The API serves as the central gateway for all data movement in mindzieStudio. All data - whether uploaded manually or via automation - flows through the API layer.

The API provides:

  • Authentication: Secure access through bearer tokens
  • Validation: Data format and schema validation
  • Routing: Directing data to the appropriate processing components
  • Access Control: Tenant and project-level permissions

The API is available in Enterprise Server and SaaS editions of mindzieStudio.


Dataset

Once data enters mindzieStudio, it is stored as a Dataset. Datasets are:

  • Compressed: Efficient binary storage format
  • Validated: Checked for required columns and data types
  • Versioned: Previous uploads can be retained for comparison

Every dataset must include the three core event log columns:

  • Case ID (identifier for each process instance)
  • Activity (name of each step)
  • Timestamp (when each step occurred)

Additional attribute columns can include any business-relevant data.


Enrichment with Python

The enrichment layer transforms raw datasets into analysis-ready data. Enrichments can include:

  • Built-in transformation operators
  • Custom Python scripts for advanced logic
  • Business rule calculations
  • Data quality corrections

Python Integration allows you to:

  • Write custom transformation logic
  • Leverage Python data science libraries
  • Create reusable transformation scripts
  • Handle complex data manipulation scenarios

Enrichments run in the background and cache their results for fast access during analysis.

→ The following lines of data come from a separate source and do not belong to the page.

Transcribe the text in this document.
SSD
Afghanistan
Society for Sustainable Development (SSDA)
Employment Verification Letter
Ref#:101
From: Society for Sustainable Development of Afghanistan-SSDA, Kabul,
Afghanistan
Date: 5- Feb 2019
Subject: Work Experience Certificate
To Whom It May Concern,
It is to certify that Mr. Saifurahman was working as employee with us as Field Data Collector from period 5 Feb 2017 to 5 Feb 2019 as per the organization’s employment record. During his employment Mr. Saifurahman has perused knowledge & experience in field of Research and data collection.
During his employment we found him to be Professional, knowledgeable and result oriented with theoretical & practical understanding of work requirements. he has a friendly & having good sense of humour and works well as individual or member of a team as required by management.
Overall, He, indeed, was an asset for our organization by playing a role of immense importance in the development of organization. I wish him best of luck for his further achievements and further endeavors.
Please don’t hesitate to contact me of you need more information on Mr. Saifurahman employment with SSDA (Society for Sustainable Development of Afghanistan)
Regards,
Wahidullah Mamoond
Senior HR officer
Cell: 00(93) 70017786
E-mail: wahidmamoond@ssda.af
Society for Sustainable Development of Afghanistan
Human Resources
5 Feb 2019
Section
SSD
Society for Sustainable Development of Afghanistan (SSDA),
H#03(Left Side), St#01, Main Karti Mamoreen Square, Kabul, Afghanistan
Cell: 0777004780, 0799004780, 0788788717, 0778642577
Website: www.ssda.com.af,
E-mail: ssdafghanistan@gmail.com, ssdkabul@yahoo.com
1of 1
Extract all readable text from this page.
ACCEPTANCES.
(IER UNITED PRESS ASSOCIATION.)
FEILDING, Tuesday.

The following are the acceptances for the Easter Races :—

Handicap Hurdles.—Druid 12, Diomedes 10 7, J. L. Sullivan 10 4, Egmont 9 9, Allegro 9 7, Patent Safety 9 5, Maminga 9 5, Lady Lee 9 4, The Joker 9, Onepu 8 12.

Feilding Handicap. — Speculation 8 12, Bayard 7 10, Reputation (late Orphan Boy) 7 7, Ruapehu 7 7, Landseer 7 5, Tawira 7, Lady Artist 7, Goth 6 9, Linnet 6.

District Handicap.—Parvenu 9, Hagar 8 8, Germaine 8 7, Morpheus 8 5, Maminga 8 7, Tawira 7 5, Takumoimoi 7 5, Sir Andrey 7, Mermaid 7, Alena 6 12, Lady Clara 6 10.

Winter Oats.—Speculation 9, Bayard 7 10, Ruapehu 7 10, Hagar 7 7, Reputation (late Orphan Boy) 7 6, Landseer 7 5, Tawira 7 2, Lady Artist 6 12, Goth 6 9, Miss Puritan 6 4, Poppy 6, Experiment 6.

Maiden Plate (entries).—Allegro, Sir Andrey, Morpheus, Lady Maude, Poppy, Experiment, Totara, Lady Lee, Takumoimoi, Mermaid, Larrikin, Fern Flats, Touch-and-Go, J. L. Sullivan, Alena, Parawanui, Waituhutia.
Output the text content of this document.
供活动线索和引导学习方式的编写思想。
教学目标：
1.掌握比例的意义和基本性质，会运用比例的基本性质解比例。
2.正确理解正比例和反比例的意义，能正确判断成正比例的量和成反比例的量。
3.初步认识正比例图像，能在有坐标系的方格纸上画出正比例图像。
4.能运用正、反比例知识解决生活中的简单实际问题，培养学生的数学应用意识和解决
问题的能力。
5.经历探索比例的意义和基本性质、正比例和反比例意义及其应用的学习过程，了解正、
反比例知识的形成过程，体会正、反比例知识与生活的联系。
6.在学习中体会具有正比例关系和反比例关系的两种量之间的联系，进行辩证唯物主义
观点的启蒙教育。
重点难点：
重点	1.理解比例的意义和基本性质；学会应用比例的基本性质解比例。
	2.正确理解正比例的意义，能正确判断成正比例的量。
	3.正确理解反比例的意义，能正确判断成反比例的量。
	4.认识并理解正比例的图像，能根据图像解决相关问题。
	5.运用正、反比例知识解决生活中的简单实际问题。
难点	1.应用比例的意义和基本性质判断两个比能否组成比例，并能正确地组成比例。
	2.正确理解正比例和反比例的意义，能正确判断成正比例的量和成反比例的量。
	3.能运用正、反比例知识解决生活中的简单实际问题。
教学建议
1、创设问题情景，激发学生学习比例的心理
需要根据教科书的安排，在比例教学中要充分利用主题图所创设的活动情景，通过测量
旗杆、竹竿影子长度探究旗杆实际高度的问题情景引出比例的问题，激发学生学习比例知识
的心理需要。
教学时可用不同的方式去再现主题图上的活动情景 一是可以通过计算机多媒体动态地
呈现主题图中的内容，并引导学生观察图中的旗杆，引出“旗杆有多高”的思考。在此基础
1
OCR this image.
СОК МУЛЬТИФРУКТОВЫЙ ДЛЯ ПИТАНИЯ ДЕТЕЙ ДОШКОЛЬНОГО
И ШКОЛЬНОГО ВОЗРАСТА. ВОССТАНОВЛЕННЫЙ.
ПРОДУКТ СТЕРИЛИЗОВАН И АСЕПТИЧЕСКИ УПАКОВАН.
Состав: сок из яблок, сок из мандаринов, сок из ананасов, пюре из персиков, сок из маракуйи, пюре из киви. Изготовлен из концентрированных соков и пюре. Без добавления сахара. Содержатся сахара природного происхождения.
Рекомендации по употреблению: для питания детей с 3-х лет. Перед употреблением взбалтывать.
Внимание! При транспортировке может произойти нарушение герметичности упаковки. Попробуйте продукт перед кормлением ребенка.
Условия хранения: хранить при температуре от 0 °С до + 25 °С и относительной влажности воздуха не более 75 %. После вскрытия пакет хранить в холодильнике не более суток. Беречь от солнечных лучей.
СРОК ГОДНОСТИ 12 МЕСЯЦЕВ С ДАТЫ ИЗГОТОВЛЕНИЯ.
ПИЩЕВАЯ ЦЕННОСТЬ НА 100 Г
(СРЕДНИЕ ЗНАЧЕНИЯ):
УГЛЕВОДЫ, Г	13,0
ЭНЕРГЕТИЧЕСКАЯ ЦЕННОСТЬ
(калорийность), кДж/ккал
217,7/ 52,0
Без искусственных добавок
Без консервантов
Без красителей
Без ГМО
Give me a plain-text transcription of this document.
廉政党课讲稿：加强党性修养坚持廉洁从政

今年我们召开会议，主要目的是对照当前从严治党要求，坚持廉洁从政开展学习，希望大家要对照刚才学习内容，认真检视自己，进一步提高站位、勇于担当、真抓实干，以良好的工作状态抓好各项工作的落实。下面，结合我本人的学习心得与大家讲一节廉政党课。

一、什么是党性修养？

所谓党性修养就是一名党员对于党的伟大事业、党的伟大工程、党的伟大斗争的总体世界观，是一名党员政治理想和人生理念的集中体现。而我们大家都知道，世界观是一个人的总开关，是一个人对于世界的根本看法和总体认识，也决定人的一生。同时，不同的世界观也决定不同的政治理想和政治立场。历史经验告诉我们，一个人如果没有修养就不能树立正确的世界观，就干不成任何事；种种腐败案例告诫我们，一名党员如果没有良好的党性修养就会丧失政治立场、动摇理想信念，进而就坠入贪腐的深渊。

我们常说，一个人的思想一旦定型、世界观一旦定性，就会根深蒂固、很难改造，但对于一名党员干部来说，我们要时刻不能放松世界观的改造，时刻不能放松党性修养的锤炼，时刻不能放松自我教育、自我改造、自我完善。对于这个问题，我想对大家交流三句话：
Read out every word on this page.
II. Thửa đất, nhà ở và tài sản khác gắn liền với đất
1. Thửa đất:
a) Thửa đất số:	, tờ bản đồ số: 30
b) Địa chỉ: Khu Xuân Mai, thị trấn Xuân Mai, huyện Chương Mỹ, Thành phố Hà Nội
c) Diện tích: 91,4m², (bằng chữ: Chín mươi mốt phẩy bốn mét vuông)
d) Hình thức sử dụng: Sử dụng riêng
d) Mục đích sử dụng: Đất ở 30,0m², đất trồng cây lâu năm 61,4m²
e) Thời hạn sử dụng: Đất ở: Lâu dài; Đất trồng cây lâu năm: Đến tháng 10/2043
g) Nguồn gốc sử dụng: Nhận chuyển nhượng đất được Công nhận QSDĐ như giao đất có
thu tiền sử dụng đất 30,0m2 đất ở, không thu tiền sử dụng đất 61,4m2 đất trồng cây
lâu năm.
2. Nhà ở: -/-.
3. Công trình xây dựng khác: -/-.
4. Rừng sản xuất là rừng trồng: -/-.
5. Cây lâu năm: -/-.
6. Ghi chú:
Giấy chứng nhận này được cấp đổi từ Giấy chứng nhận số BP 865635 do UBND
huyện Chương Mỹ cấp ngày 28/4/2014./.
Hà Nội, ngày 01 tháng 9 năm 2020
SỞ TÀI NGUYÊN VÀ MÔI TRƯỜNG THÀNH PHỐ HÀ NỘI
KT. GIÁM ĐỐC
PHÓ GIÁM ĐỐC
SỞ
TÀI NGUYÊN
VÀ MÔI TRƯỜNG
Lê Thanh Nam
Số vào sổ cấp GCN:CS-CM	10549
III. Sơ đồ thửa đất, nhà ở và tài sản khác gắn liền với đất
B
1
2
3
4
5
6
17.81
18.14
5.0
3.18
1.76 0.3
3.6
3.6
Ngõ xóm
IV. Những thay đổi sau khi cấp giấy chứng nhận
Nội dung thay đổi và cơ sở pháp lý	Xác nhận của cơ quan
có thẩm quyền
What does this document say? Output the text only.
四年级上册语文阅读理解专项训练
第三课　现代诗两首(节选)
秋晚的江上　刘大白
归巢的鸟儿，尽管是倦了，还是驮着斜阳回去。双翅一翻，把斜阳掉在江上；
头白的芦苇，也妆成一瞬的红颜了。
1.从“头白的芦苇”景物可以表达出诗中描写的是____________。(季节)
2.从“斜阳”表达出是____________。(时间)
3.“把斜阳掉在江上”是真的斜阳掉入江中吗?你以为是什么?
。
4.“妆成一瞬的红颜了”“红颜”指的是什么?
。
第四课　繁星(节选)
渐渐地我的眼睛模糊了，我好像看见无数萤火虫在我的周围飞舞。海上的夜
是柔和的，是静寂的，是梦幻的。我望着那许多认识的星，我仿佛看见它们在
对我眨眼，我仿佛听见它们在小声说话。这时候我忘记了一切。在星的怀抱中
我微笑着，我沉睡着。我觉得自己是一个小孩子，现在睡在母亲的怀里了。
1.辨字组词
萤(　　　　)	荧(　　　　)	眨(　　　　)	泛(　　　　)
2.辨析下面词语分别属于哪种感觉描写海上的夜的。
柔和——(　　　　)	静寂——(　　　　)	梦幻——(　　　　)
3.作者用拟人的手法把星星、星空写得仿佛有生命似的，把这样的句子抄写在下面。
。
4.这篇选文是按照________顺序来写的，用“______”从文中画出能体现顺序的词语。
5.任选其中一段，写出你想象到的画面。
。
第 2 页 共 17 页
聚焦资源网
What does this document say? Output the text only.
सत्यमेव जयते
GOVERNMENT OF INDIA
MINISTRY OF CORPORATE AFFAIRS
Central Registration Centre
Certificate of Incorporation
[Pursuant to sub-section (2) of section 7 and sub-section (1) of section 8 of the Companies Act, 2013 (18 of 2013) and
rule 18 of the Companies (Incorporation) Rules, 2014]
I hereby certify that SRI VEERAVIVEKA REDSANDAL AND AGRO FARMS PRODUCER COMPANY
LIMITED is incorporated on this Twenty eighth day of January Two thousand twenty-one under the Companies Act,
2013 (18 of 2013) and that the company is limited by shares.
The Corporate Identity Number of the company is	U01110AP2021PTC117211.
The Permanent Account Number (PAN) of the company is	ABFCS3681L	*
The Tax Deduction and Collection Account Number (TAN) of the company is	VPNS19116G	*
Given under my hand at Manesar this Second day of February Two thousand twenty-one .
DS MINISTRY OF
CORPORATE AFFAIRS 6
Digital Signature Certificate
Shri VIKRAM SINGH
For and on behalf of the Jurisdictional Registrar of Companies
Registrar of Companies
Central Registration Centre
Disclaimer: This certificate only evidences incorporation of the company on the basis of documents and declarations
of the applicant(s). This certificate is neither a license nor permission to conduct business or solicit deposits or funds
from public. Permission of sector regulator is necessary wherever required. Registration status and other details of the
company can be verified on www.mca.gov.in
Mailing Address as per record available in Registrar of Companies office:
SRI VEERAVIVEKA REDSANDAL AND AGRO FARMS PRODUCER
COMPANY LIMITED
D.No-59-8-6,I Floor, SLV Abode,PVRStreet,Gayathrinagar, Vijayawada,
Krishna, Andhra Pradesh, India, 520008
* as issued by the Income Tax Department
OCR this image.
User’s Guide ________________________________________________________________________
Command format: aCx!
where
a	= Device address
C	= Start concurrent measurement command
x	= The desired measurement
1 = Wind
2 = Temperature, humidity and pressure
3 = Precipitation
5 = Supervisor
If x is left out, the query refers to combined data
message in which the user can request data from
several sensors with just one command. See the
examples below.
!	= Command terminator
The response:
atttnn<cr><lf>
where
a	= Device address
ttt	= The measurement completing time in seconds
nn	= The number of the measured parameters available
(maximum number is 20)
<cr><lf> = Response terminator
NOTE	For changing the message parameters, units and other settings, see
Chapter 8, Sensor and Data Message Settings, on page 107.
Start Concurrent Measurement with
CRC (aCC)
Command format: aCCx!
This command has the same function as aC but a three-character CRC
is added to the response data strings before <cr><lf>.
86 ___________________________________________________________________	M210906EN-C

Investigation and Analysis

The Investigation layer is where analysis happens. Within investigations, you:

  • Apply investigation filters to focus on specific data subsets
  • Create analysis notebooks with ordered blocks
  • Generate insights through calculators
  • Build visualizations

Analysis results are cached and can be refreshed when source data updates.


Output and Integration

mindzieStudio provides multiple ways to export data and integrate with external systems:

Actions

Actions are automated workflows that execute based on schedules or triggers. Actions can:

  • Run Python scripts for custom processing
  • Call external HTTP APIs
  • Export data to external systems
  • Chain multiple steps together
  • Handle errors with fallback actions

Actions enable operational integration, where process insights trigger real-world responses.

API Export

External systems can query mindzieStudio via API to:

  • Retrieve analysis results programmatically
  • Pull dashboard data into other applications
  • Integrate process metrics into reporting systems
  • Power operational dashboards in external tools

CSV Export

For simple data export, you can download analysis results as CSV files. This is useful for:

  • Sharing data with stakeholders who don't have mindzieStudio access
  • Loading data into spreadsheet tools
  • Creating backup copies of analysis results

Data Flow Summary

The complete data flow through mindzieStudio:

  1. Input: Data enters via Manual Upload, Data Designer, ETL tools, API, or Mulesoft
  2. Gateway: The API validates, authenticates, and routes the data
  3. Storage: Data is stored as compressed Datasets
  4. Transformation: Enrichments (with optional Python) prepare the data
  5. Analysis: Investigations and notebooks generate insights
  6. Output: Results flow to Actions, API consumers, or CSV exports

This architecture supports both interactive analysis and automated operational workflows, making mindzieStudio suitable for both ad-hoc exploration and production process monitoring.